Leonardo Bindo was thunderstruck by Matteo Luzzi’s horrifying report. They met in a little alley near the church of Santi Apostoli. “You ask me to pay you? For something I never ordered? Gesùmmaria! You kill them, you run away, you’re under suspicion?”
“No, no, the husband, he is under suspicion. I used his gun, not mine.” Matteo’s feelings were wounded. Father Roberto had witnessed something menacing and dangerous at the school, he had told Matteo, full of anxiety, and Matteo had attended to it in the proper way. He had been careful, he had been resourceful, and this was the reward he got for it, this ingratitude. “It’s true, I was doubtful about the Paolo and Francesca stupidità, but, merda! I was there to obey orders.”

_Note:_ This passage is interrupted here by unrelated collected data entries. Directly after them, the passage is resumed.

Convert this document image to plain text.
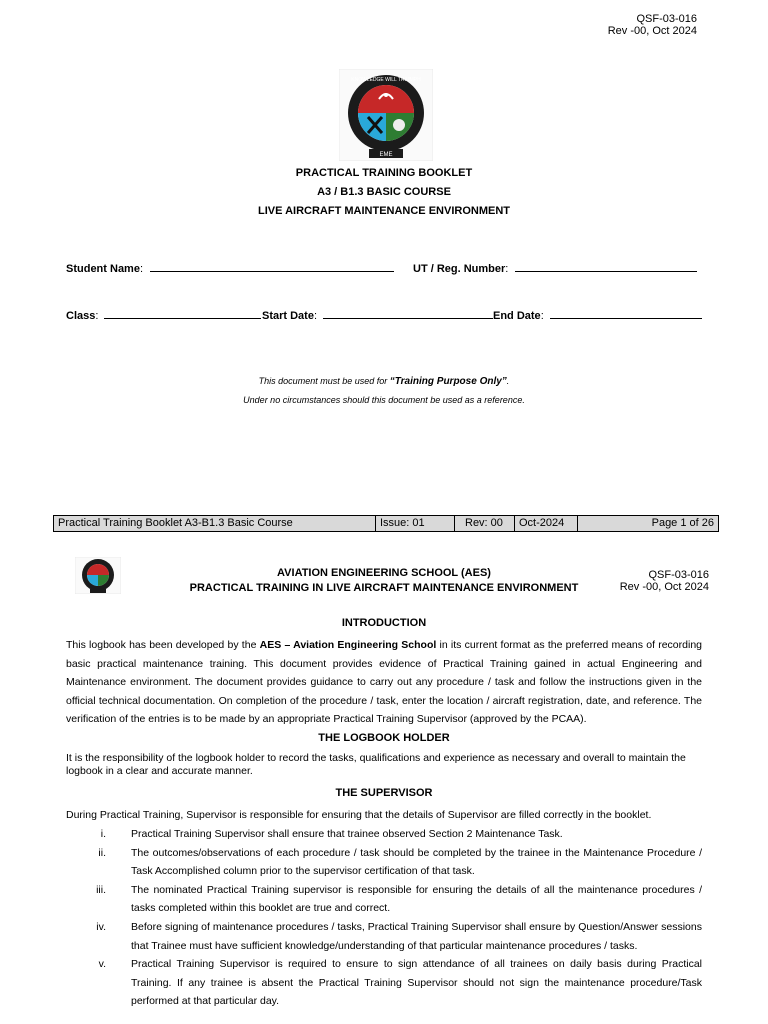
QSF-03-016
Rev -00, Oct 2024
EME
KNOWLEDGE WILL TRIUMPH
PRACTICAL TRAINING BOOKLET
A3 / B1.3 BASIC COURSE
LIVE AIRCRAFT MAINTENANCE ENVIRONMENT
Student Name:	UT / Reg. Number:
Class:	Start Date:	End Date:
This document must be used for “Training Purpose Only”.
Under no circumstances should this document be used as a reference.
Practical Training Booklet A3-B1.3 Basic Course	Issue: 01	Rev: 00	Oct-2024	Page 1 of 26
AVIATION ENGINEERING SCHOOL (AES)
PRACTICAL TRAINING IN LIVE AIRCRAFT MAINTENANCE ENVIRONMENT
QSF-03-016
Rev -00, Oct 2024
INTRODUCTION
This logbook has been developed by the AES – Aviation Engineering School in its current format as the preferred means of recording basic practical maintenance training. This document provides evidence of Practical Training gained in actual Engineering and Maintenance environment. The document provides guidance to carry out any procedure / task and follow the instructions given in the official technical documentation. On completion of the procedure / task, enter the location / aircraft registration, date, and reference. The verification of the entries is to be made by an appropriate Practical Training Supervisor (approved by the PCAA).
THE LOGBOOK HOLDER
It is the responsibility of the logbook holder to record the tasks, qualifications and experience as necessary and overall to maintain the logbook in a clear and accurate manner.
THE SUPERVISOR
During Practical Training, Supervisor is responsible for ensuring that the details of Supervisor are filled correctly in the booklet.
i. Practical Training Supervisor shall ensure that trainee observed Section 2 Maintenance Task.
ii. The outcomes/observations of each procedure / task should be completed by the trainee in the Maintenance Procedure / Task Accomplished column prior to the supervisor certification of that task.
iii. The nominated Practical Training supervisor is responsible for ensuring the details of all the maintenance procedures / tasks completed within this booklet are true and correct.
iv. Before signing of maintenance procedures / tasks, Practical Training Supervisor shall ensure by Question/Answer sessions that Trainee must have sufficient knowledge/understanding of that particular maintenance procedures / tasks.
v. Practical Training Supervisor is required to ensure to sign attendance of all trainees on daily basis during Practical Training. If any trainee is absent the Practical Training Supervisor should not sign the maintenance procedure/Task performed at that particular day.
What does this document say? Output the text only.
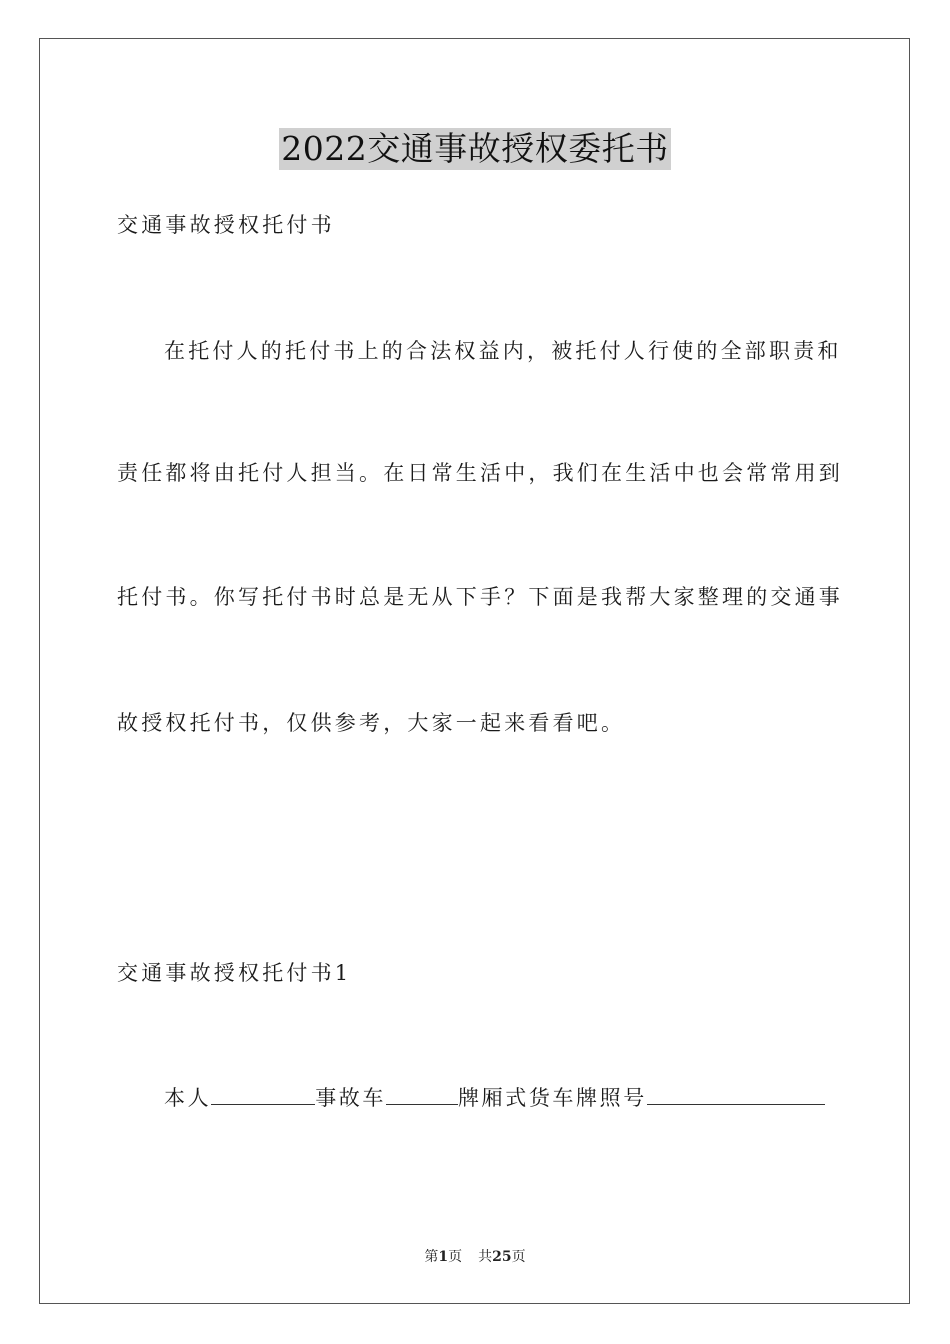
2022交通事故授权委托书
交通事故授权托付书
在托付人的托付书上的合法权益内，被托付人行使的全部职责和
责任都将由托付人担当。在日常生活中，我们在生活中也会常常用到
托付书。你写托付书时总是无从下手？下面是我帮大家整理的交通事
故授权托付书，仅供参考，大家一起来看看吧。
交通事故授权托付书1
本人	事故车	牌厢式货车牌照号
第1页 共25页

“Obey orders? Whose orders? The idealist’s? It’s my orders you should be obeying. What was Roberto doing at the school in the first place?”
Matteo looked sly. “He has a friend there.”
“A friend? What kind of friend?”
“He doesn’t tell me,” lied Matteo.
“Listen,” said Bindo, “they’ll be looking for you.” He gazed past Matteo’s head at the narrow view of the hills across the river. His head was spinning. The whole thing had suddenly grown in magnitude and complexity. With his usual quick adaptability he jumped to a solution. “You must go to the farm. You can stay there. I’ll arrange it.”
“That shitty little Fiat,” whined Matteo. “It won’t do. Everybody knows it’s my car. Rent something more powerful this time—a Mazda, an Audi Quattro.”